Ethics - Four Levels | The Flax-Golden Tales

Linda Pastan, USA (1932)

Ethics - Four Levels | The Flax-Golden Tales

Ethics

Literal Comprehension: This poem is composed by Linda Pastan in which she expresses her visiting a museum and looking at the Rembrandt painting. This makes her remember an ethics class she had taken many years ago. Each fall the teacher presented the same question to the students; which would they choose if they were forced by a fire in a museum to save either an old woman or a Rembrandt painting? The question had little meaning for the students, who were restless on hard chairs and who were little for pictures or old are, but each year they would half-hearted. Alternate their answer was one year for life, the next for art. To try or make the question more relevant to her life, the poet admits she would try to picture the old women like her grandmother. One year feeling clever, the poet decides herself. Saying this, the poet was placing the burden of the responsibility of choosing on someone else. This fall the poet finds herself as an old woman in a museum, before a real Rembrandt. As she studies the painting, she notices the colors are darker than autumn, darker even the winter. The painter’s colors on the canvas are those deep colors seen at the end of a season. In the text line, however, she sees that through these dark colors earth’s most radiant elements burn. The final lines suggest wisdom and comprehension that only comes with age. Now she understands the value of the painting, as she could not as a young girl. She remembers how little meaning either pictures or old age than had for her. The restless studies, now a mature woman, place equal value on life, art, and nature. The restless students in the ethics class at the start of the poem can know nothing about old age, or about art, or even about natural life cycles – and they certainly cannot save one or the other form the death or destruction that awaits them all.

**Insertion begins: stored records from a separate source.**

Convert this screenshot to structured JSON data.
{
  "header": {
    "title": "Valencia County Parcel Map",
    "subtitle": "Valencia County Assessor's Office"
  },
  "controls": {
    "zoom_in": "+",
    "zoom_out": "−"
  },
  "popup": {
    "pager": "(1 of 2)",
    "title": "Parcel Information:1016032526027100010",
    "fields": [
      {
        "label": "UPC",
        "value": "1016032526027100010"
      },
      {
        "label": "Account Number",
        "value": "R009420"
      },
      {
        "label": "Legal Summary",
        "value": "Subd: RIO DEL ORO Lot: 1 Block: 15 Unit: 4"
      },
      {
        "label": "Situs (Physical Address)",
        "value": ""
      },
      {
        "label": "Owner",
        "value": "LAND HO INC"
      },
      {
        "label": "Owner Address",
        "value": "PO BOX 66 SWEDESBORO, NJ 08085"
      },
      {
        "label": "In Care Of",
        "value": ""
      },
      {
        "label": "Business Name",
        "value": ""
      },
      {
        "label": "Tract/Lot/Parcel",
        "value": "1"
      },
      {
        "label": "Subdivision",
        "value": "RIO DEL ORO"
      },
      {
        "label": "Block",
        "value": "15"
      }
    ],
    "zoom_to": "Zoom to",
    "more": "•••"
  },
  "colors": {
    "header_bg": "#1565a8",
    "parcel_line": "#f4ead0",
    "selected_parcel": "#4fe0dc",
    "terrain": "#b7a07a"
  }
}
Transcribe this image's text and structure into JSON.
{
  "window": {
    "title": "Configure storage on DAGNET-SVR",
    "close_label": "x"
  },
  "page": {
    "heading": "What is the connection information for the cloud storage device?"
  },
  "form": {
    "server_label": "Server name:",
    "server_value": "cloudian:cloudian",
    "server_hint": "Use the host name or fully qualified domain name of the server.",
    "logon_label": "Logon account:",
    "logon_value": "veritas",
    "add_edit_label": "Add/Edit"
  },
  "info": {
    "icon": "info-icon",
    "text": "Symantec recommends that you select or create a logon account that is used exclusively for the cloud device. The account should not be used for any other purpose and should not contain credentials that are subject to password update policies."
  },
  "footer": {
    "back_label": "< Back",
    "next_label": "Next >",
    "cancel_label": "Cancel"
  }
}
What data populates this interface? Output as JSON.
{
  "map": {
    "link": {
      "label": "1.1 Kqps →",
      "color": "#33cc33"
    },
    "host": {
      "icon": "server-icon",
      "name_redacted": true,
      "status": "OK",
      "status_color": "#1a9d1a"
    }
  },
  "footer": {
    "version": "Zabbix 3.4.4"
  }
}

Interpretation: The speaker in this poem has described very much impressive incident in her life. As this poem also deals with death and life, she seems to accept her own approaching death rather than being depressed by it. She compares her youth and elderly life with a painting. In fact, the similarity with the Rembrandt painting carries an affirmation of life. Only as an old woman has been able to appreciate the power of the painting and the mystical ways in which human life, art, and nature are linked. By the end of the poem, readers have been led to see that between spring and fall, between the shallowness of youth and the depth of old age, when one can finally experience life’s more powerful truths. We can say that woman, painting and season all are changeable. No one can remain constant. As the season change so, the life of a woman changes. On the other hand as painting after some time changes its color, so the life of human also changes. No one can stop change or time that ultimately leads to death, decay or ruin.

Critical Thinking: This poem is comparison and remembrance of past and present with painting and season or woman. The poem has a conversational tone; the poet relates a personal experience from the past that takes on new significance in the present. Written in a simple language, use of figurate language, the poem tells a story in two parts, the second part drawing meaning from the first of its two parts defined as clear rhetorical units. Parallelism, prepetition, and irony are used in this poem suggest that it is beyond the ability of children to determine the complex moral issue. This is an analogy of life with a painting. Though the poem focuses on the narrator’s personal feelings, it has a good message of life for every human being. Like her, our life is a very changeable life, as the darkness and color of painting changes, so our life also fades and leads ultimately to death. There is a value of every age to people.

Assimilation: After reading this poem, I came to realize some knowledge of life, beauty, change as well as the value of the people of every age. This poem influenced my way of thinking very much. I would never think about any problem seriously before this. I had no so deep knowledge of the value of an old person and time, now I came to know that ethically we should value old and senior people because they are the sources of knowledge and inspiration. I started to think about everything carefully and seriously. It changed my thought.